Na parede, uma pintura de um animal atento está ao lado de um recorte de revista e de uma notícia de jornal sobreposta ao chassi de outra tela. Nesta (ou será em outra ainda?), olhos espreitam através de uma janela. As listras de uma zebra reverberam nas frestas de luz que atravessam uma cortina semiaberta. Em algumas das telas, reconhecemos o rastro deixado por fitas adesivas retiradas da superfície pictórica.
De memória, ao tentar descrever uma obra de Letícia Lopes,1 sei que me equivoco. Nesse exercício, misturo, aproximo elementos de determinados trabalhos com outros, de outras obras. Imagino, com isso, reencenar um pouco o processo da artista.
Em sua produção, Letícia lança mão de referências de diferentes fontes que, ao serem aproximadas, constroem narrativas visuais marcadamente abertas. Suas escolhas – imagens encontradas em revistas, jornais, livros de arte, folhetos ordinários, desenhos animados, entre outros – parecem obedecer uma regra baseada na atenção absoluta ao que essas figuras escondem em sua aparência ordinária. Deslocadas de seus contextos originais, recontextualizadas em novos conjuntos, transfiguradas em pintura sobre tela, revelam a angústia da imagem fotográfica, cada vez mais imediatamente produzida, consumida e descartada. Do seu jeito, comentam Walter Benjamin e suas reflexões sobre reprodutibilidade técnica.
Estamos falando de pintura. Mas não de uma sucessão de telas independentes, nas quais é possível reconhecer mais ou menos os interesses, os partidos e os modos de atuar da artista. Diante de nós, várias telas, umas bastante grandes, outras realmente diminutas, conformam, juntas, um único trabalho. São como obras-frase, escritas com imagens sobre telas. Assim como as palavras-chave de um texto, estas imagens possuem autonomia, mas se apresentam conectadas compondo um sentido articulado. No entanto, Letícia abre mão da autonomia expressiva de cada elemento de suas obras sem, contudo, apoiar-se de modo radical em sua força “coletiva”. Ao contrário, a artista chega inclusive a considerar uma certa variação na formação desses agrupamentos.

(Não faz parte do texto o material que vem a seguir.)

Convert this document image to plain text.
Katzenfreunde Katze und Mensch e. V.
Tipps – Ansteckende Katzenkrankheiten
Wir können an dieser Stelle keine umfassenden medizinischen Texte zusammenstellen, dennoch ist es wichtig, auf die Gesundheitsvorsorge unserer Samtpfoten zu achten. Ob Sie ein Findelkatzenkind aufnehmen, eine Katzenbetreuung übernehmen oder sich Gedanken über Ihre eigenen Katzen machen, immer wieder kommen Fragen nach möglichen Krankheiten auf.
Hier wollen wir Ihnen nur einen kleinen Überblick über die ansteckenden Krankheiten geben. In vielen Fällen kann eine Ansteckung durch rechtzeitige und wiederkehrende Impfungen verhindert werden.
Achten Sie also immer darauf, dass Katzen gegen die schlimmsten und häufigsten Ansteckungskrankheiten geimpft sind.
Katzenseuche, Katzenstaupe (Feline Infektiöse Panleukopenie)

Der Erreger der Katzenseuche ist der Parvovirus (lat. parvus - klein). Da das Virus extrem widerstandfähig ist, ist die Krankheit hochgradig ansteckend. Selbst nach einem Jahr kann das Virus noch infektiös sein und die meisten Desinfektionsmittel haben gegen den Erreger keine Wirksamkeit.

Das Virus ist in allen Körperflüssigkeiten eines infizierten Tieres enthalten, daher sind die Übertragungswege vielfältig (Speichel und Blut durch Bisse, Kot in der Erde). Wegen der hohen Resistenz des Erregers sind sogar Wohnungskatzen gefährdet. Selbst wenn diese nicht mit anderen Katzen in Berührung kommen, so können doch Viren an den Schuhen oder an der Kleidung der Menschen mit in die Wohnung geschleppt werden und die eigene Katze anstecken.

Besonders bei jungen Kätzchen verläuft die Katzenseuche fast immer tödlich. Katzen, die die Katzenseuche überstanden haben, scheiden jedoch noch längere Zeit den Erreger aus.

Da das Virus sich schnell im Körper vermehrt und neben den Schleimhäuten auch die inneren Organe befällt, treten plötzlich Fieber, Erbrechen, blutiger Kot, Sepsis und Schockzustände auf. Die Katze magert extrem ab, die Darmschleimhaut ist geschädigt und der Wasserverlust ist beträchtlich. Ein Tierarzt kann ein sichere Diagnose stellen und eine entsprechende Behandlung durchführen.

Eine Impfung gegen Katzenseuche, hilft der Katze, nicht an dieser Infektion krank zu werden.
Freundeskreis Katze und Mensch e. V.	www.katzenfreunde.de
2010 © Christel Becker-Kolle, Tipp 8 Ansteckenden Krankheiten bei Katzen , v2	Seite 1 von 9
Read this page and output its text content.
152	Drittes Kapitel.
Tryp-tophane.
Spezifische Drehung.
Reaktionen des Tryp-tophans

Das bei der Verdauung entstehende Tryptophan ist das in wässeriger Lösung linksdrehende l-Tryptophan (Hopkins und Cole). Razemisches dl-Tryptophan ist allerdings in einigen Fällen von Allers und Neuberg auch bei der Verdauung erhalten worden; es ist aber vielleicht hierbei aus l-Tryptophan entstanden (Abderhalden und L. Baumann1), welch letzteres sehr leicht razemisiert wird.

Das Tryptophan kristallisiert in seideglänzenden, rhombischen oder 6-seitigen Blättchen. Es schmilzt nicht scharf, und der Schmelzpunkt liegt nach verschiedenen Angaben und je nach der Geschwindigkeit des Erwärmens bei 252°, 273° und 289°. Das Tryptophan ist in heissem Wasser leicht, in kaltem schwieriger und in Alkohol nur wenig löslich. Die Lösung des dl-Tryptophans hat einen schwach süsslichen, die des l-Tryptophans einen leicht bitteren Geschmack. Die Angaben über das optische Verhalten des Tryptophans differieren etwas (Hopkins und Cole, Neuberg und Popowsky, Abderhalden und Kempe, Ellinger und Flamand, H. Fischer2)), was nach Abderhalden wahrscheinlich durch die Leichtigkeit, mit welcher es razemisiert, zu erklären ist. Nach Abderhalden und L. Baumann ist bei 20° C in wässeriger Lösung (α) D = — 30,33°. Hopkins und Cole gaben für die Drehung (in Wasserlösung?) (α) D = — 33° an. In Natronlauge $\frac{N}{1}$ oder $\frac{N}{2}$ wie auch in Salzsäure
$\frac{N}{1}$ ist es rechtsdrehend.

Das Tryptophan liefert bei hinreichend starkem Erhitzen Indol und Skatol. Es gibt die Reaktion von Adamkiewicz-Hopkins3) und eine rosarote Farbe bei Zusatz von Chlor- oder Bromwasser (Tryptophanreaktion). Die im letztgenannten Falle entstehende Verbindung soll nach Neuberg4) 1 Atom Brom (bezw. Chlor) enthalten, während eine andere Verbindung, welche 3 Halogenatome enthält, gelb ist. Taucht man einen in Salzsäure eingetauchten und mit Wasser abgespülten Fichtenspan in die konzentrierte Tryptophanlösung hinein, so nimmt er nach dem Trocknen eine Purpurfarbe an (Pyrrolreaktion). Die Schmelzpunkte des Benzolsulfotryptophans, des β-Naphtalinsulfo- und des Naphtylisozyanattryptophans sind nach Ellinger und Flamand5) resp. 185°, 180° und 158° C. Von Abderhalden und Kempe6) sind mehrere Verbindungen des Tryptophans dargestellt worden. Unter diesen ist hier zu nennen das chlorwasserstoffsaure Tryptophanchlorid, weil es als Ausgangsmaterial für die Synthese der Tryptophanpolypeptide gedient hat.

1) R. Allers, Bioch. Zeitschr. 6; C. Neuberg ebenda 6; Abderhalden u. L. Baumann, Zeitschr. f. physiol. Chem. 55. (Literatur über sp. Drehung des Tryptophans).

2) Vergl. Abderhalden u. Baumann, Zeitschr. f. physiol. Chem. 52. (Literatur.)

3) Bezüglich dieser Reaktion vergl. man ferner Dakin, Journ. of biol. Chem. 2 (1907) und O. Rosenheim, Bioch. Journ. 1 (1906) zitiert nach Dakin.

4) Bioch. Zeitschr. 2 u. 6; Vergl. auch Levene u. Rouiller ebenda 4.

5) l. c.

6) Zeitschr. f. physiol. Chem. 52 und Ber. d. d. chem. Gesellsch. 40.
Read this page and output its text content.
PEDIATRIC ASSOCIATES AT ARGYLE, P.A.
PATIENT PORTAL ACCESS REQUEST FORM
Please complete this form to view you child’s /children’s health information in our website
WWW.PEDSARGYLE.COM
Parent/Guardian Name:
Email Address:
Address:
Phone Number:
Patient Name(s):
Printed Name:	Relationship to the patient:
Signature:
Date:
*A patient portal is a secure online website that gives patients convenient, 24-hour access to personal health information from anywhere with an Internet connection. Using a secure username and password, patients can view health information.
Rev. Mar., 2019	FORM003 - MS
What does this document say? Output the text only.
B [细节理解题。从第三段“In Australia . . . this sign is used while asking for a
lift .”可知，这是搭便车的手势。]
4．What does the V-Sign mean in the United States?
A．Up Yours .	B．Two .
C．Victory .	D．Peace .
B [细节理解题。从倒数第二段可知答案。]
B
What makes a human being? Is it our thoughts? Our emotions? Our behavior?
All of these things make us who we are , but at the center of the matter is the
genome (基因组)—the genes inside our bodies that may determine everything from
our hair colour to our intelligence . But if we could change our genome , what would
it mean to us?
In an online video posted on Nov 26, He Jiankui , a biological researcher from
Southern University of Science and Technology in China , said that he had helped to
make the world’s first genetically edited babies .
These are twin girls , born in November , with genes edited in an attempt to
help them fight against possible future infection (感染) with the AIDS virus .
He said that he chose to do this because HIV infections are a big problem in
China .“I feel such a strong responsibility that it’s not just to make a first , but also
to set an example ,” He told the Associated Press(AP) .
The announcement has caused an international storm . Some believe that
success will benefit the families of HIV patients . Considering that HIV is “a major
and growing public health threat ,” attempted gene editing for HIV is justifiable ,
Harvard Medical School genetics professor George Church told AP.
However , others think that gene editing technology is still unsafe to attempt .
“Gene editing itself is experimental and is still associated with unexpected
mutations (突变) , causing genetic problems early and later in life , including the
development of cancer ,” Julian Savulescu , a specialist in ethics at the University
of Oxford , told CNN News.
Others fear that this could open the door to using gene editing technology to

Essa conformação do trabalho – múltiplos conjuntos de telas – “soa” como algo ligado ao sempre renovado impasse da pintura enquanto possibilidade expressiva, uma constante histórica secular, digamos assim. Enfrentando esse problema, Rauschenberg, por exemplo, primeiro apagou um De Kooning – uma ideia de pintura – para, em seguida, desenvolver suas Combine Series, telas com tinta, animais empalhados, vassouras e outros objetos; já Warhol propõe pinturas de “não ideias”, imagens dadas de produtos industrializados como sopas, sabão em pó ou ícones da cultura pop. São obras que comentam a própria arte e a condição humana – confusa, esvaziada, explosiva, múltipla, mediada.
Com sua fluidez, os conjuntos de telas de Letícia também desdenham de si mesmos, da pintura enquanto categoria. Seus agrupamentos reivindicam uma existência sem deferência, na qual o que está em jogo é a aproximação de diferentes fontes imagéticas na construção de sentidos e significados permanentemente abertos.
Quem são os demônios e deuses da artista, como coabitam, no panteão de uma memória acumulada, Albrecht Dürer e Revista Vogue? Hanna Barbera e Jasper Johns? Marcel Mauss e Marcel Duchamp? Edgar Alan Poe e Daniel Galera? Da pintura à literatura, da cultura pop aos artefatos culturais pré-coloniais, as referências de Letícia Lopes parecem se equilibrar de modo instável em um jogo no qual uma se sobrepõem à outra, ao mesmo tempo que nela se apoia para se manter na partida.
Com quantas telas se faz uma pintura?